Remonté contre des choix budgétaires imposés d’en haut, le président a communiqué, dans un exercice de franchise assez remarqué dans la commission sénatoriale, son mécontentement en direction de l’État. « Action Logement ça ne peut pas être un distributeur automatique. On met la carte et on tire de l’oseille, ce n’est juste pas possible ! » La préparation du budget 2024 n’est d’ailleurs pas pour le rassurer. « Vous imaginez qu’elle a été mon émotion, lorsqu’il y a quelques jours, le ministre Attal a dit que les deux coups de rabot portés encore cette année le seront sur le ministère de l’Emploi et le ministère du Logement », a ajouté Bruno Arcadipane.
« On est à l’os »
Première foncière européenne avec un bilan de 100 milliards d’euros, à la tête de 1,1 million de logements sociaux, Action Logement constitue par ailleurs une vigie de premier plan sur les difficultés majeures que rencontre le secteur, avec l’envolée des taux d’intérêt et l’inflation. Et ceci, alors que la demande en logements sociaux n’a jamais été aussi forte dans le pays. « On va vraiment se heurter à un mur, on y va en klaxonnant mais personne ne l’entend », a résumé Bruno Arcadipane. « En 2023, aucun bailleur social – Action Logement inclus – ne fera un résultat positif […] On est à l’os. »

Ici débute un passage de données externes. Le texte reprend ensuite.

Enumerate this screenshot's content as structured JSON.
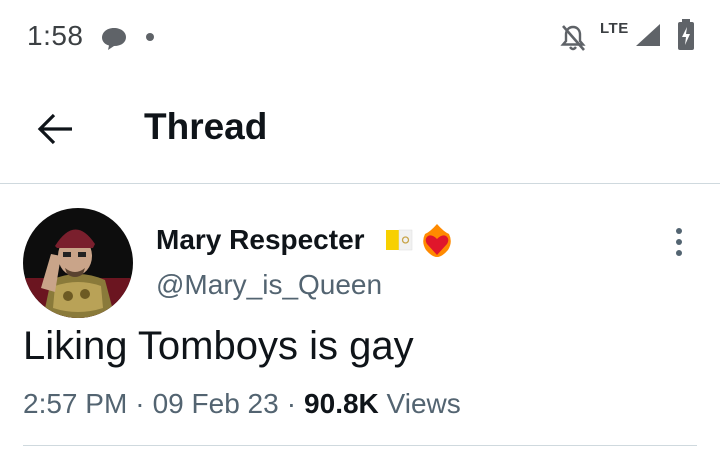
{
  "status_bar": {
    "time": "1:58",
    "network": "LTE",
    "icons": [
      "message-icon",
      "notification-dot",
      "bell-off-icon",
      "signal-icon",
      "battery-charging-icon"
    ]
  },
  "toolbar": {
    "title": "Thread",
    "back_icon": "arrow-left-icon"
  },
  "tweet": {
    "display_name": "Mary Respecter",
    "name_emojis": [
      "vatican-flag-icon",
      "heart-on-fire-icon"
    ],
    "handle": "@Mary_is_Queen",
    "text": "Liking Tomboys is gay",
    "time": "2:57 PM",
    "date": "09 Feb 23",
    "separator": "·",
    "views_count": "90.8K",
    "views_label": "Views"
  },
  "colors": {
    "text_primary": "#0f1419",
    "text_secondary": "#536471",
    "divider": "#cfd9de"
  }
}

Le cri d’alerte des deux dirigeants d’Action Logement a en tout cas reçu un appui marqué de la part de plusieurs groupes au sein de la commission. « Depuis 2017, Emmanuel Macron et ses gouvernements successifs n’ont jamais autant négligé cette politique du logement », a appuyé la sénatrice LR Dominique Estrosi Sassone. « Que l’État mette des moyens supplémentaires, mais n’aille pas faire les poches à un secteur du logement pour abonder ce qu’il ne souhaite pas mettre dans un secteur du logement », s’est également indignée Valérie Létard (Union centriste). Marie-Noëlle Lienemann, autre référente de la commission sur ces problématiques, y est aussi allée de son soutien : « Je pense qu’il faut qu’on s’arc-boute pour conserver ce modèle. » Comme à l’automne 2022, le Sénat semble parti pour engager une bataille en faveur d’Action Logement.